Alzheimer’s is a condition that people are desperate to cure. Read on as we look at some of the possible options for new treatment for Alzheimer’s.
Around 5.5 million Americans today are living with Alzheimer’s disease and this disease can affect people of all ages. As a degenerative disease, getting an Alzheimer’s diagnosis can be very disheartening. If you know someone who has Alzheimer’s that needs extra care, you can contact Rocky Mountain Assisted Living Memory Care Service.
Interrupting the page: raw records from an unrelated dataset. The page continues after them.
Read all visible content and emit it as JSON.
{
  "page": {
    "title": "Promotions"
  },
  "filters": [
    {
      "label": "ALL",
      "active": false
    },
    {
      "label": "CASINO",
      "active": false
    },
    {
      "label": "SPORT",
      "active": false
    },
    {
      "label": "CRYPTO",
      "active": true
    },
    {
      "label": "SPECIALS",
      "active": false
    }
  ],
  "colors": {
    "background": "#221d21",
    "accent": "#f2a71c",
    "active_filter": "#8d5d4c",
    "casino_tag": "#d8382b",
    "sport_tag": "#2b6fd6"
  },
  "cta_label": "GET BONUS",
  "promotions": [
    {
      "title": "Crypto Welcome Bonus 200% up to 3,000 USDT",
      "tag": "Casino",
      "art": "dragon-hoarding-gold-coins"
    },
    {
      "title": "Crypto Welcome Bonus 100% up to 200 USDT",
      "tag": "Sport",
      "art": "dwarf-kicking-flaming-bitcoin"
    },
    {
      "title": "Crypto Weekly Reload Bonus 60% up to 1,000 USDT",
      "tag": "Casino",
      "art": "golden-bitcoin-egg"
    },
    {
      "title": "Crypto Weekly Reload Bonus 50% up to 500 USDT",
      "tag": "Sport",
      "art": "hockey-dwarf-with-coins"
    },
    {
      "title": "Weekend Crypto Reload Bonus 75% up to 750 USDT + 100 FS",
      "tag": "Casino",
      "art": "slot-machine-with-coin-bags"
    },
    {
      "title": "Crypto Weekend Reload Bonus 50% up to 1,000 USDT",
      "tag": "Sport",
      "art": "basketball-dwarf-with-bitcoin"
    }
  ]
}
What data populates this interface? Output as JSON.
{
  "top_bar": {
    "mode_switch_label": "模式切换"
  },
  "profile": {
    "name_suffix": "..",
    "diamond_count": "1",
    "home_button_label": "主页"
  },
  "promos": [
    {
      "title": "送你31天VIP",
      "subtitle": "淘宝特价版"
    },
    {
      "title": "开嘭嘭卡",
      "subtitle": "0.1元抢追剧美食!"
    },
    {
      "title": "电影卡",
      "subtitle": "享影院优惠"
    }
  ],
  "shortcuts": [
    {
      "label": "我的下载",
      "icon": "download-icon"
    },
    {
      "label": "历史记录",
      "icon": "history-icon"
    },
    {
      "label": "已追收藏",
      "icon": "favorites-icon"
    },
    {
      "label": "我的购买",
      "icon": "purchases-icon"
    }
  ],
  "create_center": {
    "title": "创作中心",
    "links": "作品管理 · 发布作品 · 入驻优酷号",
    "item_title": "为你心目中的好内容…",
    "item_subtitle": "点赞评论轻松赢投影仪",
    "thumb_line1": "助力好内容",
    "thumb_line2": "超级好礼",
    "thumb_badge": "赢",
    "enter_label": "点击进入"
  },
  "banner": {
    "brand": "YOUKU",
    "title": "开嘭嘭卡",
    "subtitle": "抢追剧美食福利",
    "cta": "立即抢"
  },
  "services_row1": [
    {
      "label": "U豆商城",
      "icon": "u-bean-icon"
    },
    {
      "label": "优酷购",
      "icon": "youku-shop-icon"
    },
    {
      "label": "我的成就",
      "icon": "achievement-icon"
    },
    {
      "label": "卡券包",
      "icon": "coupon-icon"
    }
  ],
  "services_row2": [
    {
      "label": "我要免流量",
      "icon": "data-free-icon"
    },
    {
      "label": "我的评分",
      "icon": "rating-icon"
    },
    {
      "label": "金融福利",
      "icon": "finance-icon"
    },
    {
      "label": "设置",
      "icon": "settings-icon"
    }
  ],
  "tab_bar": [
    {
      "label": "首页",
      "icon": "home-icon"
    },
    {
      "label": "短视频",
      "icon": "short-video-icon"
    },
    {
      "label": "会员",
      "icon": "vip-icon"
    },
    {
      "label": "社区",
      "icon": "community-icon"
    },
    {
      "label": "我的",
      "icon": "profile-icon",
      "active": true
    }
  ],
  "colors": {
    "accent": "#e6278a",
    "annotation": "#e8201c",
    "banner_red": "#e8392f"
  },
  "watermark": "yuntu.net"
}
However, thanks to on-going research into new treatment for Alzheimer’s, the future of those living with the disease looks brighter than ever. This includes research into lowering the risk of developing the disease and into slowing its progression down.
Want to know more about the latest research into treatments for Alzheimer’s disease? Then you’re in the right place! Read on to find out more.
A Brief History of Alzheimer’s Disease Treatment Options
For a long time, Alzheimer’s treatment options have been somewhat limited.
As it is a degenerative disease, treatments have generally focused on slowing the progression of the disease. Other treatments focus on managing symptoms.
That said, a lot of time has been put into researching treatment to ‘cure’, slow, or reverse the effects of Alzheimer’s. Unfortunately, this research has yielded few successful results.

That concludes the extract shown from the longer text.